A partir dessa notícia disparatada, fiquei imaginando o que uma criança encontrará no texto bíblico. Será que professoras e professores recomendarão cautela à criança enquanto ela navega pelas páginas das “divinas escrituras”? Ou deixarão que ela acesse livremente os registros “históricos” milenares?

Penso na quantidade de informações “curiosas” que a Bíblia pode fornecer para o pequeno leitor. Primeiramente, existe uma larga e massiva propaganda para que as pessoas se acheguem ao texto bíblico sem qualquer cautela ou mediação. Ah, a “palavra de Deus” fornece “cura”, “alimento” para a alma. Essas são as afirmações dos entusiastas religiosos.

Claro, existe um monte de preceitos, ordens, regras sobre conduta na Bíblia, algumas até bastante ultrapassadas e inclusive completamente ignoradas. Por exemplo, temos o livro de Levítico para chamar mulheres em período menstrual de “imundas”, ou a proibição, atualmente ignorada pela maioria dos cristãos, do consumo da carne de porco. Seria possível listar uma série de mandamentos que, se desobedecidos, teriam como pena o apedrejamento ou o fogo. Quem duvida pode dar uma conferida no livro de Levítico. 

Através da Bíblia, a criança pode aprender sobre a antiga arte de exterminar um povo, ou seja, o genocídio puro e simples. Em Números 31, os israelitas cometem genocídio contra os midianitas pela primeira vez, a mando de Deus. Isso porque eles tinham crenças e práticas diferentes quanto ao sexo e isso foi considerado uma “tentativa” de destruir o “povo escolhido”. Essa primeira grande atrocidade comandada por Deus foi perversa e doentia, inclusive com a orientação de Moisés.
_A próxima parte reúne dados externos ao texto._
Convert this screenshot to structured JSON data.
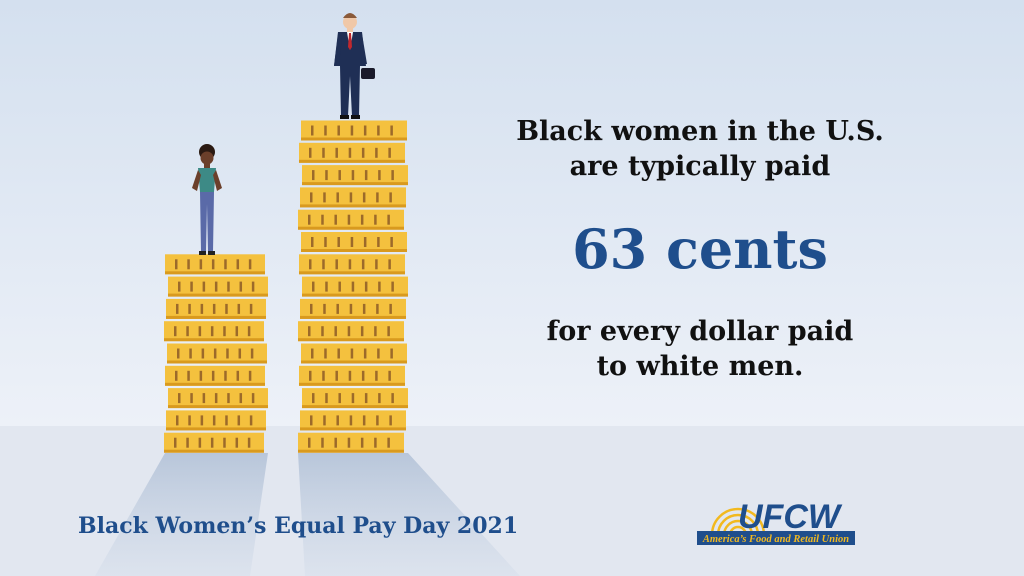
{
  "headline": {
    "lines": [
      "Black women in the U.S.",
      "are typically paid"
    ]
  },
  "statistic": "63 cents",
  "tail": {
    "lines": [
      "for every dollar paid",
      "to white men."
    ]
  },
  "footer": {
    "title": "Black Women’s Equal Pay Day 2021"
  },
  "logo": {
    "name": "UFCW",
    "tagline": "America’s Food and Retail Union"
  }
}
Quando os soldados israelitas voltaram do massacre trazendo mulheres e crianças como prisioneiras, o profeta bíblico ficou irado. Mandou que fossem executados todos os meninos e todas as mulheres que não fossem virgens. As sobreviventes foram dadas para os soldados. Esse é o nível de amor e bondade que uma criança pode ver na Bíblia. E não venham dizer que os tempos eram outros, que esses acontecimentos têm um valor simbólico ou qualquer argumento barato. Atrocidade não se justifica e ponto.

Acontece que esse não foi o único exemplo dos horrores cometidos por ordem divina. Em Josué, vários povos são massacrados: os heteus, os girgaseus, os amorreus, os cananeus, os perizeus, os heveus e os jebuseus. Isso porque eles habitavam a “terra prometida”, ou seja, eram inimigos simplesmente porque existiam. Alguém lembra de algum cenário atual?

Essa prática do genocídio não cessa depois que os israelitas se estabelecem na “terra prometida”. Em Juízes, eles cometem genocídio contra uma de suas tribos, Benjamin, quase eliminando-a completamente. Depois, lançam mão do esturpo em massa para “salvar” a tribo que estava em vias de extinção. Esse episódio é hediondo do início ao fim, narrado num grau de frieza e naturalidade assustadoras. Outro grande genocídio é praticado ainda no início de I Samuel, contra os amalequitas. Isso por uma rixa antiga de Deus contra esse povo. É, pelo visto o Divino não é mesmo capaz de perdoar. 

Claro, e como seria? Se Deus, que teria criado todo o Universo, as Leis da Física e tudo o mais, foi capaz de criar uma regra de que só com sangue um pecado pode ser perdoado, não dá para esperar coisa boa dele.

É possível também conhecer na Bíblia o perigo do “coito interrompido”. Em Gênesis 38, Onã é morto por Deus porque não ejaculava dentro de sua esposa. Sim, o Todo-Poderoso decidiu assassinar um simples homem porque ele não queria engravidar a viúva do seu irmão, com quem havia se casado por ordem de Deus, pois assim o filho contaria como descendente do falecido. Já podemos logo de início perceber que Deus não deixa barato. Se uma atitude como essa pode provocar sua morte, é bom andar “pianinho” com esse ser onipotente. Temor, meus caros, temor! E tremor, aliás.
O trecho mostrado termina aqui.